When you are new to decluttering, do it is two steps: wait for a while before you are absolutely sure you want to throw something away. While you are going through your old belongings, divide everything into three piles: “keep”, “throw/donate” and “maybe”. Everything you are not sure about, keep in the “maybe” pile. 

After you’ve gone through the whole pile and you have things you are sure you want to give away, do so first. When you have finished with the sorting, the donating and the removal of things you don’t need, you’ll have more space in your home. Based on the space available, you’ll know what to do with the things you have in the “maybe” pile. You can keep them to declutter later if you have the space available, or you can spend more time thinking about whether you really want them or not. 

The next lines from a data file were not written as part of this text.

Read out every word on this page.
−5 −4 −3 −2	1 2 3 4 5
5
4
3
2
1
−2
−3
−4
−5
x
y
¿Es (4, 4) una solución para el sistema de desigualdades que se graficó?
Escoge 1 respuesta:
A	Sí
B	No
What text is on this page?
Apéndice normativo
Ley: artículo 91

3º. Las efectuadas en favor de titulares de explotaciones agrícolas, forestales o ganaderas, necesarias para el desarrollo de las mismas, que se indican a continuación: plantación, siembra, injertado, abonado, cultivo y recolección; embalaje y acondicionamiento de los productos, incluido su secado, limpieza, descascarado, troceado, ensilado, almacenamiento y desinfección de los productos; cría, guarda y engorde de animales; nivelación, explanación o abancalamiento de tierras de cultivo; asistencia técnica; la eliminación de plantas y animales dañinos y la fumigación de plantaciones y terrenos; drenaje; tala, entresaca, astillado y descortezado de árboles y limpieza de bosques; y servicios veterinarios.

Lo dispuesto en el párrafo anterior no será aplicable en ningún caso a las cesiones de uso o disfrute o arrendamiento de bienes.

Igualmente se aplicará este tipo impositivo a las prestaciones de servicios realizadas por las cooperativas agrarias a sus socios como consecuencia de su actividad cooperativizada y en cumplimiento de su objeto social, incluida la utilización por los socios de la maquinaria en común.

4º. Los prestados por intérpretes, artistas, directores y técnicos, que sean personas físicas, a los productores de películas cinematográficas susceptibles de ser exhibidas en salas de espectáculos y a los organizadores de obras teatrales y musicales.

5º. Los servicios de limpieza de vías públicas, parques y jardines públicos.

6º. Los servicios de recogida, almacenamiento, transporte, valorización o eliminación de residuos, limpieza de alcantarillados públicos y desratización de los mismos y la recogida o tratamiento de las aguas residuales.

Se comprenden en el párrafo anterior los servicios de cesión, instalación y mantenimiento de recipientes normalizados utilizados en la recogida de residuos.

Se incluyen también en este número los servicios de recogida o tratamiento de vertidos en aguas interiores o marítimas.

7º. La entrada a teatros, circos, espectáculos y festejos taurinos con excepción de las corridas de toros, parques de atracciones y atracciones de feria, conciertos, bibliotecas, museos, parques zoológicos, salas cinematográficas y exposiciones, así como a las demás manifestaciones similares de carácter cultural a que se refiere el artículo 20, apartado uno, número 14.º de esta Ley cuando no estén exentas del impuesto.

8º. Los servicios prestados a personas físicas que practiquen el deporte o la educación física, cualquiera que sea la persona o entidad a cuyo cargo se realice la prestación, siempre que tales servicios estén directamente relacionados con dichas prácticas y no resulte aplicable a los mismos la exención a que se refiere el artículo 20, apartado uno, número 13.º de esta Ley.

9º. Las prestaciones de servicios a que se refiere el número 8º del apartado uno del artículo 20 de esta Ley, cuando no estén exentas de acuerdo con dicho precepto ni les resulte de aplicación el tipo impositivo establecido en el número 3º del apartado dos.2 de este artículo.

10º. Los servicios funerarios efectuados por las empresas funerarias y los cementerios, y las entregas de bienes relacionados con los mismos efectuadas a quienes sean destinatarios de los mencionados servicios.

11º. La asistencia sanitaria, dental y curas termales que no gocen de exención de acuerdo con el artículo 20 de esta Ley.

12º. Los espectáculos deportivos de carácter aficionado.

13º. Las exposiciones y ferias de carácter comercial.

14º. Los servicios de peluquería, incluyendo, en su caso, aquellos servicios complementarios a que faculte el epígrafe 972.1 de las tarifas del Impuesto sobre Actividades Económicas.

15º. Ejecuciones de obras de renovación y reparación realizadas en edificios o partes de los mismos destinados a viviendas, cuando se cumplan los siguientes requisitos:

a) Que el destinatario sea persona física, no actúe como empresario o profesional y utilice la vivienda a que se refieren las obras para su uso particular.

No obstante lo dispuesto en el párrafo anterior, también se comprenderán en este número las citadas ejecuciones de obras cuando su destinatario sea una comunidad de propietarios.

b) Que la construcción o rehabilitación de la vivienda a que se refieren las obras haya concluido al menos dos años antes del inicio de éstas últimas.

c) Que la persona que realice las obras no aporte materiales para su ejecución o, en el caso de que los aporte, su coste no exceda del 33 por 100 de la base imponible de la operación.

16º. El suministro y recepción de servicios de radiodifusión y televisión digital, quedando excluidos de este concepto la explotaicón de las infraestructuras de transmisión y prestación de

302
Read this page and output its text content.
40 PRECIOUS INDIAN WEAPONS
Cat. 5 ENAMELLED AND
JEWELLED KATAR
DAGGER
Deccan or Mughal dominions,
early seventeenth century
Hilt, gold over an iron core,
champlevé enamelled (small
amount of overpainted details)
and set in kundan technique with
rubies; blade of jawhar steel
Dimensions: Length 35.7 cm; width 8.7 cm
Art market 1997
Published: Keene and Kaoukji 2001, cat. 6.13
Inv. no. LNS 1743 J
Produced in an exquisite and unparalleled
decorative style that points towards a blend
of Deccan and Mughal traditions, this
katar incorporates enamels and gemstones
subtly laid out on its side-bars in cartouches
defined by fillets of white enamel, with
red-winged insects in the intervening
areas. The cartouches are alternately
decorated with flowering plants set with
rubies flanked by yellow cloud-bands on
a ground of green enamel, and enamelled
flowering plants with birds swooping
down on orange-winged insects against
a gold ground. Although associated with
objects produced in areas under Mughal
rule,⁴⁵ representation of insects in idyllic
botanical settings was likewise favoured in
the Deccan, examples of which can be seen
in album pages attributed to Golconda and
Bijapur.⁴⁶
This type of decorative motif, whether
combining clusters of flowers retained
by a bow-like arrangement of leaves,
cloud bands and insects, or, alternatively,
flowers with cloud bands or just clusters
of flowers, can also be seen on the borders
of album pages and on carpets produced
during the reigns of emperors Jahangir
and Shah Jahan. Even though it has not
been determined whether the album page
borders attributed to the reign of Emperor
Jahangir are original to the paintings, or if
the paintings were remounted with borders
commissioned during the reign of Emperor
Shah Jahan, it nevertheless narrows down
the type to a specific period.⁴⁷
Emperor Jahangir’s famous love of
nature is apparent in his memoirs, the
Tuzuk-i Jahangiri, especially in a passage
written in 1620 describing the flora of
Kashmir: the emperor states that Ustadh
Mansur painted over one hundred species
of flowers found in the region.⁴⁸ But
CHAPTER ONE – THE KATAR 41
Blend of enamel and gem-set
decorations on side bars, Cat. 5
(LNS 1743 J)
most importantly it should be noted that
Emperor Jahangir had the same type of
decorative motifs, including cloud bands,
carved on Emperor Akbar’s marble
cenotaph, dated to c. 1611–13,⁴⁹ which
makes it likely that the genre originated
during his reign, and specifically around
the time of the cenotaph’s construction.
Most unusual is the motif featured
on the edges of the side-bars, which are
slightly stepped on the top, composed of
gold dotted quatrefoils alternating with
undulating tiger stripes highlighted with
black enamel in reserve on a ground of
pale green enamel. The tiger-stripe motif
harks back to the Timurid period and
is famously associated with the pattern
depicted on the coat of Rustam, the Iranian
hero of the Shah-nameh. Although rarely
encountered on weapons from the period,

It’s not easy for some people to throw away something they’ve bought with their own money, even when they don’t need them or when they have exhausted its use. However, never giving away anything with result in a hoarding problem that can soon turn into something very serious. If you have trouble with letting things go, what you need is the right guideline that can help you in the process. Only when you can learn to let go of things, possessions and belongings you don’t need, you can learn to live a simple life.